Where We've Been, Where We Go From Here was an album of contained, precise indie rock — Niko Kapetan and Bailey Minzenberger playing to their strengths, not overreaching. The debut's restraint was part of its appeal. Something Worth Waiting For is a different proposition. Adding Korgan Robb on guitar and David Fuller on bass transforms the band's dynamic, giving Kapetan room to be more than the guitarist-and-lead-voice, letting the songs breathe and move.

'Seven Degrees,' the lead single, opens with a guitar figure that sounds vaguely like a broken carousel, then builds into one of the best choruses Friko has written. 'Still Around' is the album's emotional center — a slow-building song about persistence and impermanence that finds the right balance between Congleton's textural production and Kapetan's direct writing. 'Alice' is a brief, almost fragile interlude that the album uses well.

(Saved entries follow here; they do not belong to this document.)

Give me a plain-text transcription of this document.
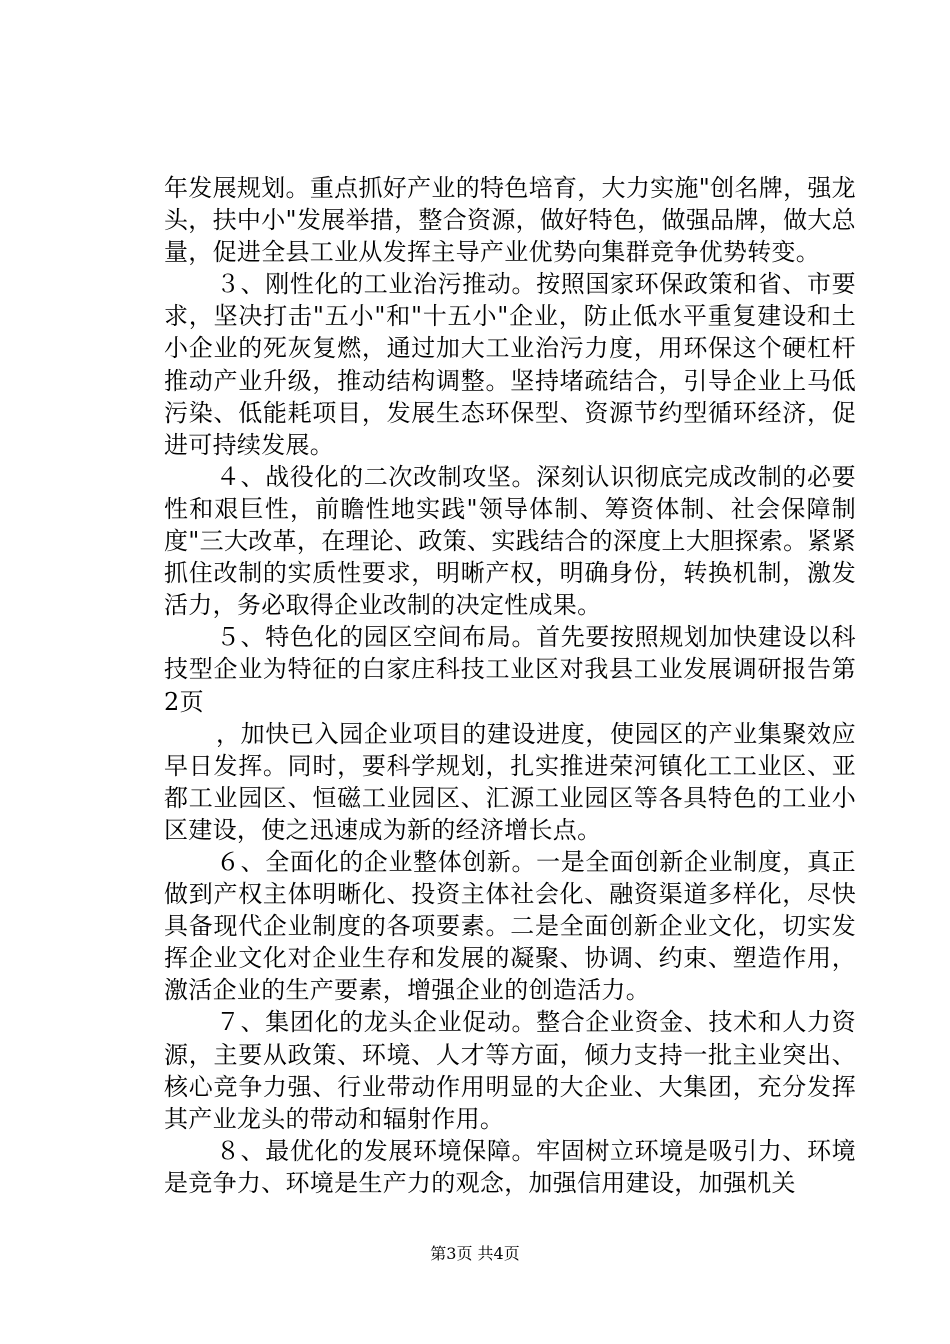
年发展规划。重点抓好产业的特色培育，大力实施"创名牌，强龙头，扶中小"发展举措，整合资源，做好特色，做强品牌，做大总量，促进全县工业从发挥主导产业优势向集群竞争优势转变。

３、刚性化的工业治污推动。按照国家环保政策和省、市要求，坚决打击"五小"和"十五小"企业，防止低水平重复建设和土小企业的死灰复燃，通过加大工业治污力度，用环保这个硬杠杆推动产业升级，推动结构调整。坚持堵疏结合，引导企业上马低污染、低能耗项目，发展生态环保型、资源节约型循环经济，促进可持续发展。

４、战役化的二次改制攻坚。深刻认识彻底完成改制的必要性和艰巨性，前瞻性地实践"领导体制、筹资体制、社会保障制度"三大改革，在理论、政策、实践结合的深度上大胆探索。紧紧抓住改制的实质性要求，明晰产权，明确身份，转换机制，激发活力，务必取得企业改制的决定性成果。

５、特色化的园区空间布局。首先要按照规划加快建设以科技型企业为特征的白家庄科技工业区对我县工业发展调研报告第2页

，加快已入园企业项目的建设进度，使园区的产业集聚效应早日发挥。同时，要科学规划，扎实推进荣河镇化工工业区、亚都工业园区、恒磁工业园区、汇源工业园区等各具特色的工业小区建设，使之迅速成为新的经济增长点。

６、全面化的企业整体创新。一是全面创新企业制度，真正做到产权主体明晰化、投资主体社会化、融资渠道多样化，尽快具备现代企业制度的各项要素。二是全面创新企业文化，切实发挥企业文化对企业生存和发展的凝聚、协调、约束、塑造作用，激活企业的生产要素，增强企业的创造活力。

７、集团化的龙头企业促动。整合企业资金、技术和人力资源，主要从政策、环境、人才等方面，倾力支持一批主业突出、核心竞争力强、行业带动作用明显的大企业、大集团，充分发挥其产业龙头的带动和辐射作用。

８、最优化的发展环境保障。牢固树立环境是吸引力、环境是竞争力、环境是生产力的观念，加强信用建设，加强机关

第3页 共4页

Congleton brings his characteristic gift for making guitars sound alive without making albums sound muddy. The production is warm and specific — you can hear the room on the drum recordings, the slight roughness on the guitar strings. This is an album made by humans in a physical space, and the record communicates that without making a big deal of it.

Not everything here matches the debut's most concentrated moments — 'Dear Bicycle' closes the album on a slightly minor note — but Something Worth Waiting For is precisely the album Friko needed to make: proof that their debut wasn't a fluke, and that they know exactly where they're going. Grade: A-.